= William Larrabee Jr. =

American politician (1870–1933)

William Larrabee Jr. (December 11, 1870 – April 1, 1933) was an American politician.

William Larrabee Jr. was born on December 11, 1870, one of seven children to parents William Larrabee Sr. and his wife Anna Matilda Larrabee. Larrabee Jr. was educated in his hometown of Clermont, Iowa, and later enrolled at the University of Iowa and its College of Law, earning a bachelor's degree in 1893, followed by a law degree in 1896. In 1891 and 1892, Larrabee Jr. was a letterwinner for the Iowa Hawkeyes football team. He served in the Spanish–American War with Company G of the 52nd Iowa Volunteer Infantry.
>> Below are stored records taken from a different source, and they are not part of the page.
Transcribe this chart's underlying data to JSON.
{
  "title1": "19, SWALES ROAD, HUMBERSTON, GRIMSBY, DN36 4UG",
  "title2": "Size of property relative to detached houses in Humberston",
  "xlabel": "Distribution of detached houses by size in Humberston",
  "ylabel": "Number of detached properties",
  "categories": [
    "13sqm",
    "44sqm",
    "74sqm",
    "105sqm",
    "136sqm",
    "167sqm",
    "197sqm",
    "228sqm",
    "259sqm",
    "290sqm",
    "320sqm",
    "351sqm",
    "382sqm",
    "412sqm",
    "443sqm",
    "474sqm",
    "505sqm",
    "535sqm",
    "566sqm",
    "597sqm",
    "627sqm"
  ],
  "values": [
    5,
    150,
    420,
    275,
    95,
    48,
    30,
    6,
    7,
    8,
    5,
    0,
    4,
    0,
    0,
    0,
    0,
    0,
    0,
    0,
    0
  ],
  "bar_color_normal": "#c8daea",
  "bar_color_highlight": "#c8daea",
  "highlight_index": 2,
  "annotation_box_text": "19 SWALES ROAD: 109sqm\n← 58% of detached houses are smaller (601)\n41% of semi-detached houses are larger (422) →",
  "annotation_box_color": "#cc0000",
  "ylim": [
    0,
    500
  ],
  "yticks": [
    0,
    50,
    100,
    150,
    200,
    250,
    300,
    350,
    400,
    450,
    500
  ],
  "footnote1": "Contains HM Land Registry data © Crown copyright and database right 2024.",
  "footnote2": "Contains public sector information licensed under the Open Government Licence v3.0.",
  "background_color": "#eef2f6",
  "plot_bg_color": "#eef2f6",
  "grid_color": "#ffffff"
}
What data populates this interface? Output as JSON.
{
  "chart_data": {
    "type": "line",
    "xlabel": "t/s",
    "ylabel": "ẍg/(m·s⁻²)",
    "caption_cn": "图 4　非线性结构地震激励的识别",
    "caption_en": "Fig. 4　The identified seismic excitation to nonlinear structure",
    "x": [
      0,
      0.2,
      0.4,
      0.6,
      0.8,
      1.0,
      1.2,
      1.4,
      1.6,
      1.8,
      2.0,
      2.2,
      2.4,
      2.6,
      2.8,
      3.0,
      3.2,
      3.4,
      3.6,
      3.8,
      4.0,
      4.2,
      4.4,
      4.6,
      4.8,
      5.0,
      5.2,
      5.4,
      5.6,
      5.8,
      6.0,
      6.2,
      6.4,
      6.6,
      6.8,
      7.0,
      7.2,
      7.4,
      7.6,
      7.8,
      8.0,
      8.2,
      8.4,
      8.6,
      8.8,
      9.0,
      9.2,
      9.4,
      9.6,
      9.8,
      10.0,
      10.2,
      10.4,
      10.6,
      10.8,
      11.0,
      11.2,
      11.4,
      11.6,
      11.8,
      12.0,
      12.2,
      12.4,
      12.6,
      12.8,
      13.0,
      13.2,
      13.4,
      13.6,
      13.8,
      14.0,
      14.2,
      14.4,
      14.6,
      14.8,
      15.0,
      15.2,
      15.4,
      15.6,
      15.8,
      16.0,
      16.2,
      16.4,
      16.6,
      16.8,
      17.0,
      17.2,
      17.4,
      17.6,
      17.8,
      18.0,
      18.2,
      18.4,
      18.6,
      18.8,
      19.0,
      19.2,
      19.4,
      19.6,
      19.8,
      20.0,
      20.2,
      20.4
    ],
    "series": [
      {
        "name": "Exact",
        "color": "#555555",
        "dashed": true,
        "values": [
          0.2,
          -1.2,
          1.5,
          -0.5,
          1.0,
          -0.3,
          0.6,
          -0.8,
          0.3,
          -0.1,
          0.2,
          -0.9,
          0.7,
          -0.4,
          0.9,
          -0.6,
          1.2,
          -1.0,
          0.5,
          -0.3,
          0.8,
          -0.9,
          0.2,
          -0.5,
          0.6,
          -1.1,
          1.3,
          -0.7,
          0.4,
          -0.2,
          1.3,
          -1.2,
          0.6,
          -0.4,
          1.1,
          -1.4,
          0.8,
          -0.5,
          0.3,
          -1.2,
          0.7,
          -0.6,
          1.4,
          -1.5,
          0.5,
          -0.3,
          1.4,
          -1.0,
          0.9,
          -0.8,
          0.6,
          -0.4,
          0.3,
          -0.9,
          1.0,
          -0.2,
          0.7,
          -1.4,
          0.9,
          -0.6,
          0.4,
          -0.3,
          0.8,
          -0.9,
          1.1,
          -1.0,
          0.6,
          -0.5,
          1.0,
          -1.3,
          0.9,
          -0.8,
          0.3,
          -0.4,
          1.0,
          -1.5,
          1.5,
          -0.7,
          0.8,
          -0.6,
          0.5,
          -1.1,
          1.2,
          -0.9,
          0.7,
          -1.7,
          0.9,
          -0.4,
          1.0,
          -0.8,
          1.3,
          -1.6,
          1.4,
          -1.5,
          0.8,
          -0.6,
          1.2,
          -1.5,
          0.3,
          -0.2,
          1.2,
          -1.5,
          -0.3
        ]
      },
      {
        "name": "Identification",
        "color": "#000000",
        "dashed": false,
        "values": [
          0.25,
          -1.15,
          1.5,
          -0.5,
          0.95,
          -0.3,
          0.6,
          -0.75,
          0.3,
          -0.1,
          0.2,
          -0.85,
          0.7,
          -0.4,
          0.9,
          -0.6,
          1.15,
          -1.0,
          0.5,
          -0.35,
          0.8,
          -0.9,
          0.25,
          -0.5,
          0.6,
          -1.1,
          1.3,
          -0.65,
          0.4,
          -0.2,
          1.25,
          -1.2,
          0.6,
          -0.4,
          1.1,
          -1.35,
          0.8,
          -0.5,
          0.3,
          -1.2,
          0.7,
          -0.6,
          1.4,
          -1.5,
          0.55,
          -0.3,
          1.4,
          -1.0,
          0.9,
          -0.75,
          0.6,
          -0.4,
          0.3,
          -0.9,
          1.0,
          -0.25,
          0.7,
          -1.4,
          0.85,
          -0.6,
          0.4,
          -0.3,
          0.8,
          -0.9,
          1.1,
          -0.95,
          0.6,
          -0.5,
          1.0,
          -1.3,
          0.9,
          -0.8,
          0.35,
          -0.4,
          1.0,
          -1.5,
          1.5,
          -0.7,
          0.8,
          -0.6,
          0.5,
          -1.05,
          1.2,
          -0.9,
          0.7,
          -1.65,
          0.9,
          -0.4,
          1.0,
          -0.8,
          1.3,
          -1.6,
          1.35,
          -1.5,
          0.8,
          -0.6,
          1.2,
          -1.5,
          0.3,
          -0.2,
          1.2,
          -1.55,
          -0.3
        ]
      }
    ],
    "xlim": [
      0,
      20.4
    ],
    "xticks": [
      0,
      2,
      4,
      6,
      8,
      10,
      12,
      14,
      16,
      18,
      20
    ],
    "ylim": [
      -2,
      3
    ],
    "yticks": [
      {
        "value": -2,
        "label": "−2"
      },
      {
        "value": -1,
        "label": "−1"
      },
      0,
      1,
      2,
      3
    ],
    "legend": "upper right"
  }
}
Like his father, Larrabee Jr. was affiliated with the Republican Party. The younger Larrabee worked for Iowa Governor Francis M. Drake and Drake's successor L. M. Shaw before winning his first election to the Iowa House of Representatives in 1901. Larrabee served a full two-year term for District 71, stepping down in 1904, before he was reelected to the same seat, and consecutive terms, in 1908, 1910, and 1912. During William Jr.'s later stint in the Iowa House, his brother Frederic served in the Iowa Senate.

William Larrabee Jr. died on April 1, 1933, aged 61.